In 1888-1889, Van Gogh lived in the southern part of France in the town of Arles. It was there that the artist was inspired by beautiful landscapes. Walking through the October afternoon in the vicinity of Montmajor Abbey, he watched as the locals gathered a ripe vineyard in the color of red wine. The riot of colors of the southern autumn and the symbolism of the harvest so impressed Van Gogh that within only a month one of the most famous works of the author “Red Vineyards in Arles” was created.
The harvest of the vineyard symbolizes the flowering and the decline of the natural cycle. For Van Gogh, the sun is the source of life and prosperity, and the hot midday sun is full and sunset. A man who comprehends its rhythm in labor and constant movement is woven into the cycle of the universe. Visually, the picture is divided into two equivalent plans. The first one shows people collecting grapes, and a little further you can see the figure of a man on a cart and trees.

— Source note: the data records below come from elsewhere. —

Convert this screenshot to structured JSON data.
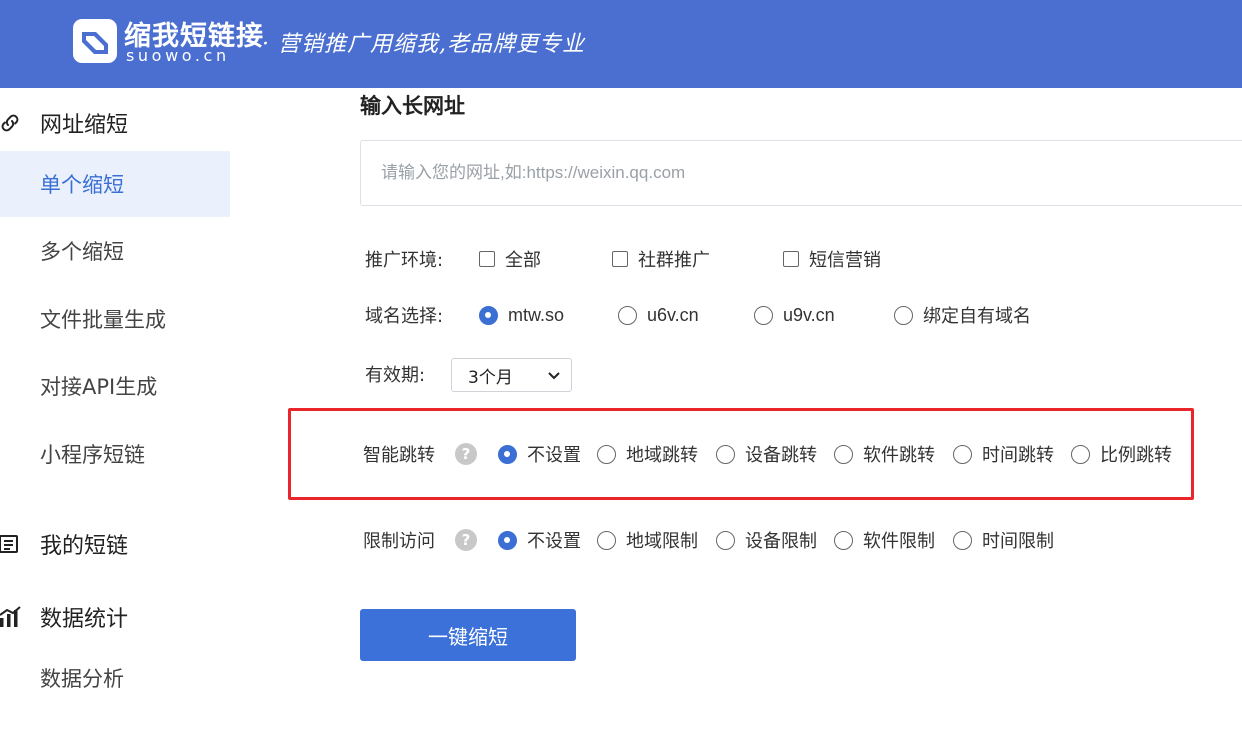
{
  "header": {
    "brand_cn": "缩我短链接",
    "brand_en": "suowo.cn",
    "slogan": "· 营销推广用缩我,老品牌更专业",
    "bg_color": "#4a6fd1"
  },
  "sidebar": {
    "group1": {
      "label": "网址缩短",
      "icon": "link-icon"
    },
    "items": [
      {
        "label": "单个缩短",
        "active": true
      },
      {
        "label": "多个缩短"
      },
      {
        "label": "文件批量生成"
      },
      {
        "label": "对接API生成"
      },
      {
        "label": "小程序短链"
      }
    ],
    "group2": {
      "label": "我的短链",
      "icon": "list-icon"
    },
    "group3": {
      "label": "数据统计",
      "icon": "bar-chart-icon"
    },
    "items3": [
      {
        "label": "数据分析"
      }
    ]
  },
  "main": {
    "title": "输入长网址",
    "url_input": {
      "placeholder": "请输入您的网址,如:https://weixin.qq.com",
      "value": ""
    },
    "env": {
      "label": "推广环境:",
      "options": [
        "全部",
        "社群推广",
        "短信营销"
      ]
    },
    "domain": {
      "label": "域名选择:",
      "options": [
        "mtw.so",
        "u6v.cn",
        "u9v.cn",
        "绑定自有域名"
      ],
      "selected": "mtw.so"
    },
    "validity": {
      "label": "有效期:",
      "value": "3个月"
    },
    "smart_jump": {
      "label": "智能跳转",
      "options": [
        "不设置",
        "地域跳转",
        "设备跳转",
        "软件跳转",
        "时间跳转",
        "比例跳转"
      ],
      "selected": "不设置"
    },
    "restrict": {
      "label": "限制访问",
      "options": [
        "不设置",
        "地域限制",
        "设备限制",
        "软件限制",
        "时间限制"
      ],
      "selected": "不设置"
    },
    "submit_label": "一键缩短",
    "accent_color": "#3b71d8",
    "highlight_color": "#e8262b"
  }
}
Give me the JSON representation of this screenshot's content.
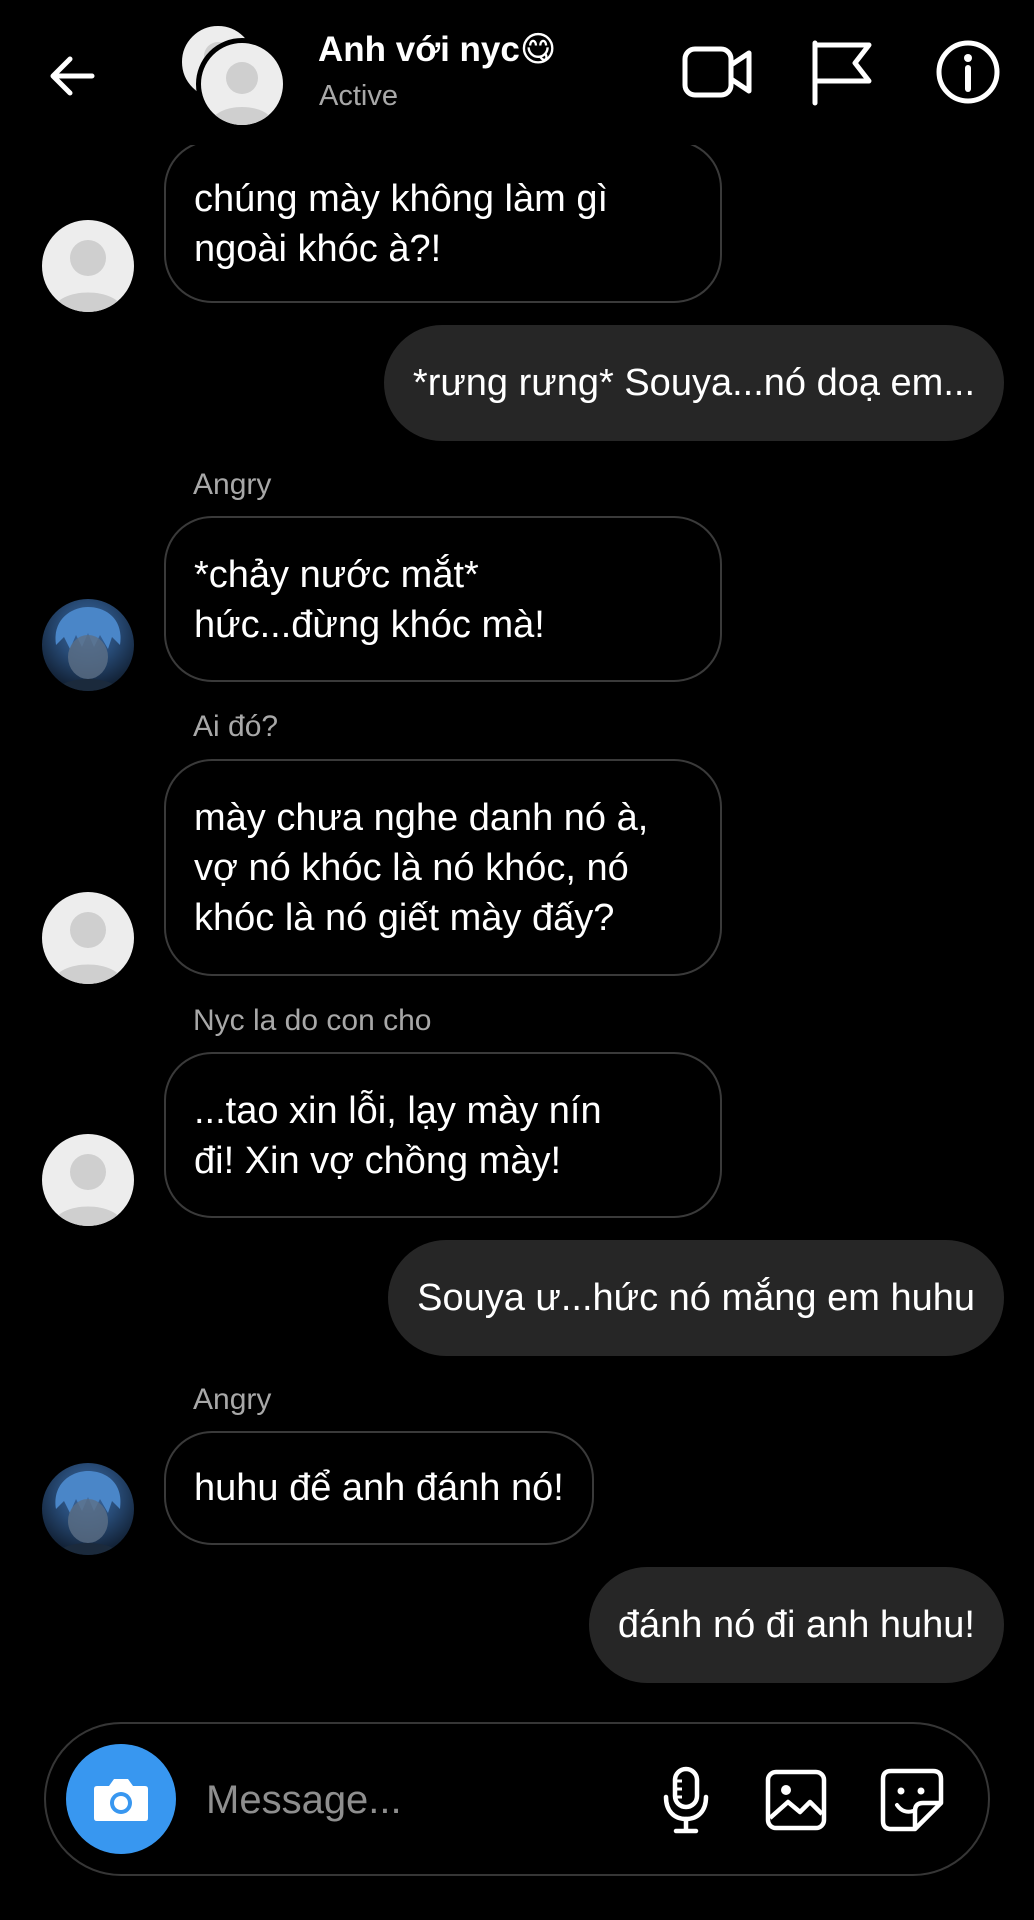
{
  "header": {
    "back_icon": "arrow-left-icon",
    "title": "Anh với nyc😋",
    "status": "Active",
    "icons": [
      "video-call-icon",
      "flag-icon",
      "info-icon"
    ]
  },
  "messages": [
    {
      "direction": "in",
      "sender": "",
      "text": "chúng mày không làm gì\nngoài khóc à?!",
      "avatar": "default"
    },
    {
      "direction": "out",
      "text": "*rưng rưng* Souya...nó doạ em..."
    },
    {
      "direction": "in",
      "sender": "Angry",
      "text": "*chảy nước mắt*\nhức...đừng khóc mà!",
      "avatar": "anime"
    },
    {
      "direction": "in",
      "sender": "Ai đó?",
      "text": "mày chưa nghe danh nó à,\nvợ nó khóc là nó khóc, nó\nkhóc là nó giết mày đấy?",
      "avatar": "default"
    },
    {
      "direction": "in",
      "sender": "Nyc la do con cho",
      "text": "...tao xin lỗi, lạy mày nín\nđi! Xin vợ chồng mày!",
      "avatar": "default"
    },
    {
      "direction": "out",
      "text": "Souya ư...hức nó mắng em huhu"
    },
    {
      "direction": "in",
      "sender": "Angry",
      "text": "huhu để anh đánh nó!",
      "avatar": "anime"
    },
    {
      "direction": "out",
      "text": "đánh nó đi anh huhu!"
    }
  ],
  "composer": {
    "placeholder": "Message...",
    "camera_icon": "camera-icon",
    "icons": [
      "microphone-icon",
      "gallery-icon",
      "sticker-icon"
    ],
    "accent_color": "#3897f0"
  }
}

It seems as if under a hot solar disk everything is melting: people and a vineyard merge together, interweaving into a thin canvas of the universe. The effect of the merger is created by a special technique of imposing smears, so characteristic of the work of this artist. Incredible color scheme, which has become one of the hallmarks of Van Gogh’s work, fills the picture with life and external light. The author does not mix paints using the technique of imposing contrasting strokes, most of which belong to warm tones and only occasionally come across cool purple shadows.
The features of the painting reflect the fascinations of Van Gogh’s youth, when he, working as a bank clerk, bought paintings of the artists he liked and had an extensive collection of impressionist works.
At the end of the work, the canvas was successfully sold to the artist Anne Bosch. In consequence, it was acquired by collector Sergey Schukin. In the process of nationalization, the picture was taken and placed in the Museum of Western New Art, from which the “Red Vineyards in Arles” was moved to the Pushkin Museum, where it remains to this day.